A iniciativa facilita também a aquisição de casas unifamiliares para compradores de primeira viagem e organizações sem fins lucrativos, limitando a venda para grandes investidores de determinadas propriedades seguradas pela Federal Housing Administration (FHA) ou que pertencem ao Departamento de Habitação e Desenvolvimento Urbano (HUD, da sigla em inglês). Além disso, busca impulsionar a disponibilidade de mais moradias de aluguel de qualidade e acessíveis através do relançamento da parceria entre o Banco Federal de Financiamento do Tesouro e o Programa de Compartilhamento de Riscos do HUD para preparar órgãos estaduais de financiamento habitacional para liberar recursos para o desenvolvimento de residências populares a baixo custo. Para saber mais sobre o plano do governo Biden, clique aqui e confira reportagem que produzimos sobre o assunto.

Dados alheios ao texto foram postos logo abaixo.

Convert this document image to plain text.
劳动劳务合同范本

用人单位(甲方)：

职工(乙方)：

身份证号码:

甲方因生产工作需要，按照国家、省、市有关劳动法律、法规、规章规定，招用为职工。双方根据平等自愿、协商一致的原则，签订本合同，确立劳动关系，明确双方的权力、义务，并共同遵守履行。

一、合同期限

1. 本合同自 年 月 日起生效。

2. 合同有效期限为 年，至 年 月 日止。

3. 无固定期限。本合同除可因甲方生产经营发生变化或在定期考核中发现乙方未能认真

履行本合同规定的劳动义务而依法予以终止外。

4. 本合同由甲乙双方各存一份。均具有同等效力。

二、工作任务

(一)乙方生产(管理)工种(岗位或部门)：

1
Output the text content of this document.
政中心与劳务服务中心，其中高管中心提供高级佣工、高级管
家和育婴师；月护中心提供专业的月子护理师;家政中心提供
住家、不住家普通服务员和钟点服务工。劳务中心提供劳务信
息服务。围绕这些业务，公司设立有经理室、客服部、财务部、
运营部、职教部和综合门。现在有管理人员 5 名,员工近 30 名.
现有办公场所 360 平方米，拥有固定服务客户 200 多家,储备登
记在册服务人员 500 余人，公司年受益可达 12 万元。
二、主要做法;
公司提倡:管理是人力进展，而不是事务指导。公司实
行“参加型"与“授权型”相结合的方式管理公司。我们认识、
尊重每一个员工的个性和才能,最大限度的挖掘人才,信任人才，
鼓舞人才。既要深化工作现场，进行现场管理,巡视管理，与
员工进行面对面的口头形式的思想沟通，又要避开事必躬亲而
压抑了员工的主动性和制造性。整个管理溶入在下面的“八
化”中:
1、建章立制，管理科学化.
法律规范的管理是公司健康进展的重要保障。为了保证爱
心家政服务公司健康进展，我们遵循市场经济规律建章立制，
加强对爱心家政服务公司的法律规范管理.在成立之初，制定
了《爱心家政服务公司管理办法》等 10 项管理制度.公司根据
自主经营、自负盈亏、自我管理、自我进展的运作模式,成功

Califórnia acaba com zoneamento unifamiliar

Conhecida tanto pela paisagem pontuada por praias e fileiras de casas únicas instaladas em terrenos com jardins como pelo custo muito elevado das moradias, a Califórnia aprovou, em setembro de 2021, o fim do zoneamento unifamiliar (que permitia apenas uma habitação por parcela de terra) em todo o estado, detalha matéria do New York Times. Pelas novas regras assinadas pelo governador Gavin Newsom, poderão ser construídas até quatro residências (dois duplex ou duas casas com unidades anexas) na maioria dos bairros da Califórnia, inclusive em lugares onde os apartamentos eram proibidos há muitos anos.

Os municípios só poderão vetar esse tipo de projeto quando for identificada ameaça à saúde e à segurança. Além disso, distritos históricos e zonas de risco de incêndio não estão incluídos nas mudanças e há na lei um item que determina que o desenvolvedor more no local por, pelo menos, três anos para diminuir a compra especulativa, acrescenta a reportagem do Califórnia City News. A medida pode levar à edificação de 714 mil propriedades novas em todo o território nos próximos anos, conforme projeção do Terner Center for Housing Innovation da Universidade da Califórnia em Berkeley.

Ainda de acordo com o Califórnia City News, os defensores da ação assinalam que ela reduzirá os valores altíssimos da moradia em toda a região através do aumento da oferta – segundo a Associação dos Corretores de Imóveis da Califórnia, o preço médio de venda no estado para uma casa unifamiliar era de 811 mil dólares em julho de 2021. “Alguns apontam para a história racista por trás do chamado zoneamento de exclusão”, relata o jornal. Matéria do Los Angeles Times complementa que os envolvidos nas recentes alterações afirmam que o zoneamento unifamiliar é uma “relíquia de um passado que não é mais justificável. Originou-se na cidade de Berkeley, há um século, como uma prática segregacionista para impedir que um salão de dança de propriedade de negros se localizasse perto de uma subdivisão exclusiva de brancos”.

Os críticos da modificação – mais de 200 municípios se opuseram ao projeto de lei – enfatizam que ela não traz limites de valores ou outras garantias de acessibilidade, informa o Califórnia City News. As preocupações abrangem também a possibilidade de destruição ou descaracterização dos bairros unifamiliares, redução do preço das habitações e incapacidade da infraestrutura atual para atender às novas construções. Prefeitos reclamam ainda que a tomada de decisão sobre as cidades foi retirada de suas mãos. No entanto, o LA Times destaca que os governos locais podem impor padrões de segurança e regular a aparência das unidades e, até determinado ponto, a sua colocação em um lote. “Eles não podem, no entanto, exigir mais de uma vaga para veículos na rua por moradia ou qualquer estacionamento fora da via se as residências estiverem a menos de 800 metros do transporte público”, descreve o jornal.

Outra alteração na legislação foi a diminuição das normas ambientais sobre imóveis multifamiliares. Isso possibilitará que as administrações municipais alterem suas regras de zoneamento mais rápido para autorizar conjuntos de apartamentos com até dez unidades, se eles estiverem em áreas bem atendidas pelo transporte público ou em regiões já com uso habitacional.